Terry Scuoler, chief executive of EEF, the manufacturers’ organisation, added: “The chancellor’s enthusiasm for an industrial strategy for Britain is hugely welcome, as is his promise to continue to support Catapult centres, the successful incubators of new business ideas and product development.
“Moving to an exemption of energy intensive sectors from the costs of renewables is enormously welcome and demonstrates that government is dedicated to finding a long term solution to this problem."

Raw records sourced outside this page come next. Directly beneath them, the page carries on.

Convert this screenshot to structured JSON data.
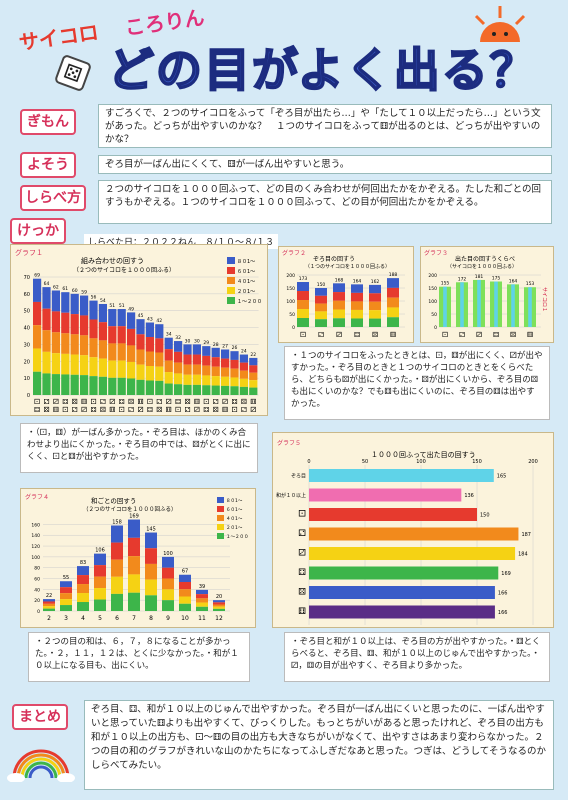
{
  "header": {
    "subtitle_left": "サイコロ",
    "subtitle_right": "ころりん",
    "title": "どの目がよく出る？"
  },
  "sections": {
    "gimon": {
      "label": "ぎもん",
      "text": "すごろくで、２つのサイコロをふって「ぞろ目が出たら…」や「たして１０以上だったら…」という文があった。どっちが出やすいのかな？　１つのサイコロをふって⚅が出るのとは、どっちが出やすいのかな？"
    },
    "yosou": {
      "label": "よそう",
      "text": "ぞろ目が一ばん出にくくて、⚅が一ばん出やすいと思う。"
    },
    "shirabekata": {
      "label": "しらべ方",
      "text": "２つのサイコロを１０００回ふって、どの目のくみ合わせが何回出たかをかぞえる。たした和ごとの回すうもかぞえる。１つのサイコロを１０００回ふって、どの目が何回出たかをかぞえる。"
    },
    "kekka": {
      "label": "けっか",
      "date": "しらべた日：２０２２ねん　８/１０〜８/１３"
    },
    "matome": {
      "label": "まとめ",
      "text": "ぞろ目、⚃、和が１０以上のじゅんで出やすかった。ぞろ目が一ばん出にくいと思ったのに、一ばん出やすいと思っていた⚅よりも出やすくて、びっくりした。もっとちがいがあると思ったけれど、ぞろ目の出方も和が１０以上の出方も、⚀〜⚅の目の出方も大きなちがいがなくて、出やすさはあまり変わらなかった。２つの目の和のグラフがきれいな山のかたちになってふしぎだなあと思った。つぎは、どうしてそうなるのかしらべてみたい。"
    }
  },
  "notes": {
    "n1": "・（⚀，⚅）が一ばん多かった。・ぞろ目は、ほかのくみ合わせより出にくかった。・ぞろ目の中では、⚄がとくに出にくく、⚀と⚅が出やすかった。",
    "n2": "・１つのサイコロをふったときとは、⚀，⚅が出にくく、⚂が出やすかった。・ぞろ目のときと１つのサイコロのときとをくらべたら、どちらも⚄が出にくかった。・⚄が出にくいから、ぞろ目の⚄も出にくいのかな？でも⚅も出にくいのに、ぞろ目の⚅は出やすかった。",
    "n3": "・２つの目の和は、６，７，８になることが多かった。・２，１１，１２は、とくに少なかった。・和が１０以上になる目も、出にくい。",
    "n4": "・ぞろ目と和が１０以上は、ぞろ目の方が出やすかった。・⚅とくらべると、ぞろ目、⚅、和が１０以上のじゅんで出やすかった。・⚂，⚅の目が出やすく、ぞろ目より多かった。"
  },
  "colors": {
    "tag": "#e04a6a",
    "blue": "#3a5cc8",
    "red": "#e63a2e",
    "orange": "#f28a1c",
    "yellow": "#f5d214",
    "green": "#3db54a",
    "cyan": "#5fd3e8",
    "purple": "#5a2c86",
    "pink": "#f06db0"
  },
  "chart_data": [
    {
      "type": "bar",
      "title": "組み合わせの回すう",
      "subtitle": "（２つのサイコロを１０００回ふる）",
      "label": "グラフ１",
      "values": [
        69,
        64,
        62,
        61,
        60,
        59,
        56,
        54,
        51,
        51,
        49,
        45,
        43,
        42,
        34,
        32,
        30,
        30,
        29,
        28,
        27,
        26,
        24,
        22
      ],
      "ylim": [
        0,
        70
      ],
      "legend": [
        "８０1〜",
        "６０1〜",
        "４０1〜",
        "２０1〜",
        "１〜２００"
      ]
    },
    {
      "type": "bar",
      "title": "ぞろ目の回すう",
      "subtitle": "（１つのサイコロを１０００回ふる）",
      "label": "グラフ２",
      "values": [
        173,
        150,
        168,
        164,
        162,
        188
      ],
      "ylim": [
        0,
        200
      ]
    },
    {
      "type": "bar",
      "title": "出た目の回すうくらべ",
      "subtitle": "（サイコロを１０００回ふる）",
      "label": "グラフ３",
      "values": [
        155,
        172,
        181,
        175,
        164,
        153
      ],
      "ylim": [
        0,
        200
      ],
      "legend": [
        "サイコロ１"
      ]
    },
    {
      "type": "bar",
      "title": "和ごとの回すう",
      "subtitle": "（２つのサイコロを１０００回ふる）",
      "label": "グラフ４",
      "categories": [
        "2",
        "3",
        "4",
        "5",
        "6",
        "7",
        "8",
        "9",
        "10",
        "11",
        "12"
      ],
      "values": [
        22,
        55,
        83,
        106,
        158,
        169,
        145,
        100,
        67,
        39,
        20
      ],
      "ylim": [
        0,
        170
      ],
      "legend": [
        "８０1〜",
        "６０1〜",
        "４０1〜",
        "２０1〜",
        "１〜２００"
      ]
    },
    {
      "type": "bar",
      "title": "１０００回ふって出た目の回すう",
      "label": "グラフ５",
      "categories": [
        "ぞろ目",
        "和が１０以上",
        "⚀",
        "⚁",
        "⚂",
        "⚃",
        "⚄",
        "⚅"
      ],
      "values": [
        165,
        136,
        150,
        187,
        184,
        169,
        166,
        166
      ],
      "xlim": [
        0,
        200
      ]
    }
  ]
}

Meanwhile, Professor Philip Nelson, chair of the Research Councils UK Executive Group, said: “Across government there are programmes facing significant cuts and against this background we acknowledge the value the government has placed on research with this settlement. It means that the UK’s research base will be able to maintain its world-class research outputs, continue to partner with and attract industry, maintain its flow of trained researchers into the economy and society and continue to inspire the next generation."
The Summer Budget announced that three million new apprenticeships will be created by 2020, funded by a levy on large employers. The apprenticeship levy will come into effect in April 2017, at a rate of 0.5% of an employer’s pay bill. A £15,000 allowance for employers will mean that the levy will only be paid on employers’ pay bills over £3 million. Less than 2% of UK employers will pay the levy.